Is she eating alongside the big dogs? I usually keep all our dogs separate as it is just a lot less stressful for them while they are eating.
I got her from a breeder. My mom thinks it was a puppy mill, but I always thought those just let any dogs breed. The lady had cockapoos, bulldogs, and something else I forget, and she seemed to breed selectively.
puppy mills are places that pump out puppies with no regard for the health of the mother, only the profit they can get for the puppies. Generally, dogs are not kept in the best conditions, and they aren't careful to avoid potential health issues in a breed (like bulldogs are very prone to back issues).
Sounds like she was a backyard breeder, who was breeding selectively, and I'm sure cared about her animals, but wasn't showing them or trying to improve on the breed in some way.
Keep her environment calm and steady, and let her have a routine. Constantly switching brands and types can throw her off her food. As others have said, watch for people sneaking her table scraps!
If she is showing signs of frustration - like she wants to eat, but can't - you may wish to check the ingredients of what she's eating. Corn and grain allergies are very common, and if she knows the food will give her a bellyache, she won't eat it. Carefully try different types of food to find out if she's avoiding items with a specific ingredient in it. Dogs are perfectly capable of sniffing out a single ingredient, whether it's canned or kibble.
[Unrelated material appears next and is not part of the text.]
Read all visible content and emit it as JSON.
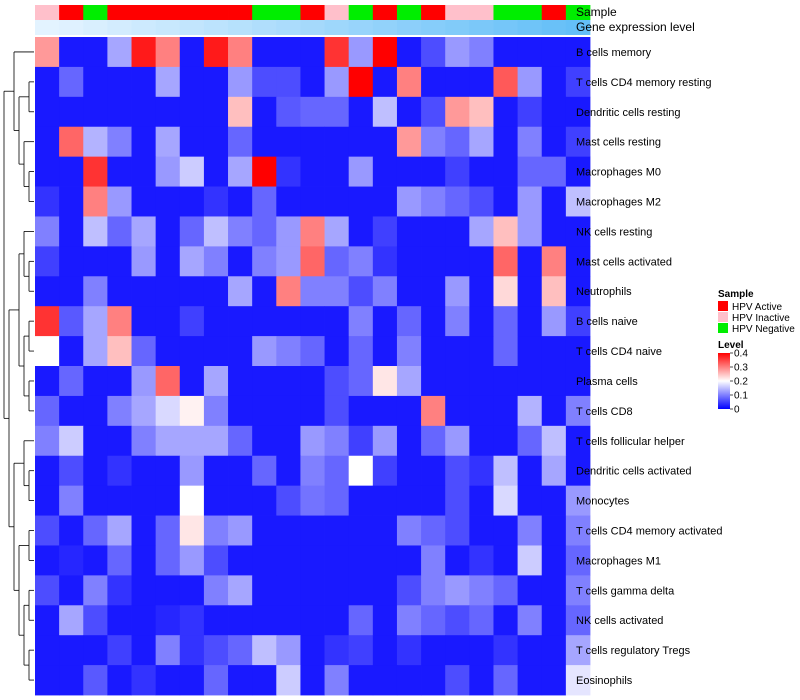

Also consider that some dogs have what one of my instructors called a "throwback" appetite - they'll go for a while without eating, and then glut themselves, which is a normal pattern for a hunting predator.
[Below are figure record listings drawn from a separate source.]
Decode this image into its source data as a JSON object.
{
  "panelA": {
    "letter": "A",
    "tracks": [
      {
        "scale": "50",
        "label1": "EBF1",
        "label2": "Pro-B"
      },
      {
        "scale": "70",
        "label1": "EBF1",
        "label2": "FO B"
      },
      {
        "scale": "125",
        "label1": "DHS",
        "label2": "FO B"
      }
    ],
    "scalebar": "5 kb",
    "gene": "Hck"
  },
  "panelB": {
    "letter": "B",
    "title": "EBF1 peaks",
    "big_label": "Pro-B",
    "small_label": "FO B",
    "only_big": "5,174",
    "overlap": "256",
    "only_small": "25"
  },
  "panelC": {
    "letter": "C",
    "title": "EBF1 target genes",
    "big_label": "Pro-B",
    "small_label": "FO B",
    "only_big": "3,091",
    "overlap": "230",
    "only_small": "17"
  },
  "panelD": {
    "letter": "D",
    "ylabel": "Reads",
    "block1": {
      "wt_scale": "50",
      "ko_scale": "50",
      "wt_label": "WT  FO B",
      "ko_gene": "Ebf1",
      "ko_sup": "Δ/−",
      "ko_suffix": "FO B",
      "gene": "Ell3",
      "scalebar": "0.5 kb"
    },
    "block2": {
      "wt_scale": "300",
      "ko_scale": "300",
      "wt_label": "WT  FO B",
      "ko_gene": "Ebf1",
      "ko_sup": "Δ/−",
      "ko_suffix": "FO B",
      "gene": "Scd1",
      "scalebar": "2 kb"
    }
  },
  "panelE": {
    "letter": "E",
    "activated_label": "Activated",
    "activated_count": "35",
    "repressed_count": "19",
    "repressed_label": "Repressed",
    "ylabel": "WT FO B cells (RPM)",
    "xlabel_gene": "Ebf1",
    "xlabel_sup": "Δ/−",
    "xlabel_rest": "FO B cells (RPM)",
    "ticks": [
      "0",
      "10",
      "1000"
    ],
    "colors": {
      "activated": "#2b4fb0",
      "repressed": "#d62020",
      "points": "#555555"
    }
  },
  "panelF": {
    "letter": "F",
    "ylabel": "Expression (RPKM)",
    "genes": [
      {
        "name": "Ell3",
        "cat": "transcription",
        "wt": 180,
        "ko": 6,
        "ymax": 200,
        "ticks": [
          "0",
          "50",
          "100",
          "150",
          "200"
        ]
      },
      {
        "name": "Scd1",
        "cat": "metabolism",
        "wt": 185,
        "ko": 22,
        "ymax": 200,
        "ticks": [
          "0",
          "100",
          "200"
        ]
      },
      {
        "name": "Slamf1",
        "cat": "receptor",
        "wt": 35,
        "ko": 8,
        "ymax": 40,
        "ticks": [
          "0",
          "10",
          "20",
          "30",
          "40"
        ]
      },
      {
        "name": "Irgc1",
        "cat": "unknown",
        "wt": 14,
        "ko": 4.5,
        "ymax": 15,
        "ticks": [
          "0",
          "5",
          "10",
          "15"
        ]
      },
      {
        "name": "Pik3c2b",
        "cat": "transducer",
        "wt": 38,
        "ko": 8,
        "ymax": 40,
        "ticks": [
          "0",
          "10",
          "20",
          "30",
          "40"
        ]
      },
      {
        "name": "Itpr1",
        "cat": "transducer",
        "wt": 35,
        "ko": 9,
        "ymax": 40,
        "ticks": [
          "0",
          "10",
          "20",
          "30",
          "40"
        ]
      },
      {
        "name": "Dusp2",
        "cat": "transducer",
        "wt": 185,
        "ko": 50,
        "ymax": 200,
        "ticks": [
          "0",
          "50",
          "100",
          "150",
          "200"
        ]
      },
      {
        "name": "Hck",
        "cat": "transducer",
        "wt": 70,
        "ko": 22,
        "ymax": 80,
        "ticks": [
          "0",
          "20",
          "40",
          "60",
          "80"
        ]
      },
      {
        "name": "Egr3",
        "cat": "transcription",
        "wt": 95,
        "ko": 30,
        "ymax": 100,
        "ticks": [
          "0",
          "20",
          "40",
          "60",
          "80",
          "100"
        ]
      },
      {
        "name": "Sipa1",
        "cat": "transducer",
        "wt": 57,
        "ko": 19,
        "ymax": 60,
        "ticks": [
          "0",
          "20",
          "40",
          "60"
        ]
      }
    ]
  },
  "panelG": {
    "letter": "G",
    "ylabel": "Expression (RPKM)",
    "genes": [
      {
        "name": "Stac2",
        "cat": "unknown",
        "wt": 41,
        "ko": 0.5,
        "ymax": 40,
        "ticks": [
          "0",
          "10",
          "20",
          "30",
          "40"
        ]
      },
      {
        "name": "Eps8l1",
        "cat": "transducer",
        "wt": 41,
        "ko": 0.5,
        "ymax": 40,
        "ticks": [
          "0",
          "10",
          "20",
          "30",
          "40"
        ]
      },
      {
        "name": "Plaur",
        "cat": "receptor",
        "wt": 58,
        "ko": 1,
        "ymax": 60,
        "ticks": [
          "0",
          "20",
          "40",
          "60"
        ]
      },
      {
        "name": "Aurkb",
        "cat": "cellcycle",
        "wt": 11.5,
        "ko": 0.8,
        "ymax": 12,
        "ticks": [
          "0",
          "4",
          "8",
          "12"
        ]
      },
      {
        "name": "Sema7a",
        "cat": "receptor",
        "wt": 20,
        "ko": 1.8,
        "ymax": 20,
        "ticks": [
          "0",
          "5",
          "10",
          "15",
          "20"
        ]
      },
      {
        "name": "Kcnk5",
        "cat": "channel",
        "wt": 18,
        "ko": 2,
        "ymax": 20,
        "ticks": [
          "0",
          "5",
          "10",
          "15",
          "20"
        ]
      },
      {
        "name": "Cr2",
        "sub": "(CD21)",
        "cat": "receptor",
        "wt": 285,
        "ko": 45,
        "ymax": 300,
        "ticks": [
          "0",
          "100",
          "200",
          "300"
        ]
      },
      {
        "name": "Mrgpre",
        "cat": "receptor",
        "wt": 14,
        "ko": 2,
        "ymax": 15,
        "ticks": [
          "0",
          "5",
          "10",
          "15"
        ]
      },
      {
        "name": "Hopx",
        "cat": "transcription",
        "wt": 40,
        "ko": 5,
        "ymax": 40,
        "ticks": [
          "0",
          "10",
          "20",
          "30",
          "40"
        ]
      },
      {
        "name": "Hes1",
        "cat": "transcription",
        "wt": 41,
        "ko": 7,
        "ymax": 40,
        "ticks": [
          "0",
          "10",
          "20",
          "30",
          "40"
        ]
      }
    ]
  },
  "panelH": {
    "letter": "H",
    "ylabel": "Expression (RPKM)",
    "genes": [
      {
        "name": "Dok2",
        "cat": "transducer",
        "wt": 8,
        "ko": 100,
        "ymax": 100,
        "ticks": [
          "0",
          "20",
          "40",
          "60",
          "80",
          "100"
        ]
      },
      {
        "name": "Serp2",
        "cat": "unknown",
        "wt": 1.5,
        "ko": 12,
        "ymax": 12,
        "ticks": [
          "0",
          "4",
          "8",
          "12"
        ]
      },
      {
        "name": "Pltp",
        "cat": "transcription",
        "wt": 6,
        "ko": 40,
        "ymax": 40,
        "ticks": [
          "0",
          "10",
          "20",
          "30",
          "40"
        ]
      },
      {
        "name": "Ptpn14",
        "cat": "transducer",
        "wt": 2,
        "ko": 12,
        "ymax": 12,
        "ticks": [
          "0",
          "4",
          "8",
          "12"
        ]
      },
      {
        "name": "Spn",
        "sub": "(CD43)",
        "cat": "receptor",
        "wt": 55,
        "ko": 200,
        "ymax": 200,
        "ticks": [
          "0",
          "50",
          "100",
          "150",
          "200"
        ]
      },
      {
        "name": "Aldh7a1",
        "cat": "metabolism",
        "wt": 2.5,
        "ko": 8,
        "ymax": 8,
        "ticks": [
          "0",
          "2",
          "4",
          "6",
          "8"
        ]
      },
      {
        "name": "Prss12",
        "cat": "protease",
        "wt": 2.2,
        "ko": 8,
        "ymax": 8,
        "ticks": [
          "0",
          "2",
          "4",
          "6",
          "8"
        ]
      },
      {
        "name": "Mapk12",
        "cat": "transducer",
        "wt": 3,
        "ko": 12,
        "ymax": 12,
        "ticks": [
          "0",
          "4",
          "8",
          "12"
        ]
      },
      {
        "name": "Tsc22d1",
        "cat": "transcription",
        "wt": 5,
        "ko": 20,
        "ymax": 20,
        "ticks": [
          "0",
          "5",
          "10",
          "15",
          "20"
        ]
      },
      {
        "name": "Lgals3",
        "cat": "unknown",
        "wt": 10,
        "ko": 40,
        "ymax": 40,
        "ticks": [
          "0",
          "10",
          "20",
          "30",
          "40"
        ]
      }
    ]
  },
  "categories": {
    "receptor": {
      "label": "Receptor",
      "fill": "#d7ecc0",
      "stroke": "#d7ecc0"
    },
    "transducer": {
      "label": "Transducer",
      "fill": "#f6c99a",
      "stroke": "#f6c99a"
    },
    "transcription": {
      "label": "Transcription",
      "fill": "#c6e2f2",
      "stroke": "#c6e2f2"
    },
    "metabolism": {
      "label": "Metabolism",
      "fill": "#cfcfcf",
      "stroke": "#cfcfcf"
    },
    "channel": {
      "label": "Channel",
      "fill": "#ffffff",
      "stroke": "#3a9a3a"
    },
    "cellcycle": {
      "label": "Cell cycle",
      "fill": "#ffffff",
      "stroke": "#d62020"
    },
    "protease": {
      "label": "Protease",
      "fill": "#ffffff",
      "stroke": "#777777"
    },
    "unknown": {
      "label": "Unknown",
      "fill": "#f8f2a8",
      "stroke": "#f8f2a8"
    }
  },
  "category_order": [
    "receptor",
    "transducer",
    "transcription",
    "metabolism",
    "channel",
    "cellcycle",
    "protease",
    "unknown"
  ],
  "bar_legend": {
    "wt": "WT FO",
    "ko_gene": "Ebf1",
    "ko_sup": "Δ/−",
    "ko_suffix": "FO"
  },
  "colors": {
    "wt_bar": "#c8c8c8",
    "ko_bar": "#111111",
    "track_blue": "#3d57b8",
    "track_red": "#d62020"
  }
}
Above all, don't panic. If your vet says she's in low to normal weight range, she's not in danger. Keep an eye on her body shape - if her hips become prominent, if she has a distinct hourglass figure when viewed from above, or if you can see her ribs or spine (not the ripple of muscle over her ribs, but her RIBS) with the naked eye, you have a problem.
Otherwise, just remember - not all dogs need the same amount of food, even if they are the same size and breed. We humans consistently overfeed our four-legged pets, just like we often do with the fish!
I read the nutrition labels on eukanuba and it had good reviews online. It's within my price range, so I'll stick with that unless she has problems with it. Like I said, she's been eating better this summer. It probably has to do with my getting out of full-time school and being more consistent with her feeding time. Also she's getting more exercise now that I can give her long walks at the park, so that's probably helping her appetite, too. I think the frustration was that she knew I wanted her to eat, but she just wasn't hungry because her body wasn't prepared to eat. Yesterday, she ate all of her food except some crunchies left over from that morning, so I opened the door to the crate and she finished the crunchies before leaving. I think whatever I've done, it's worked.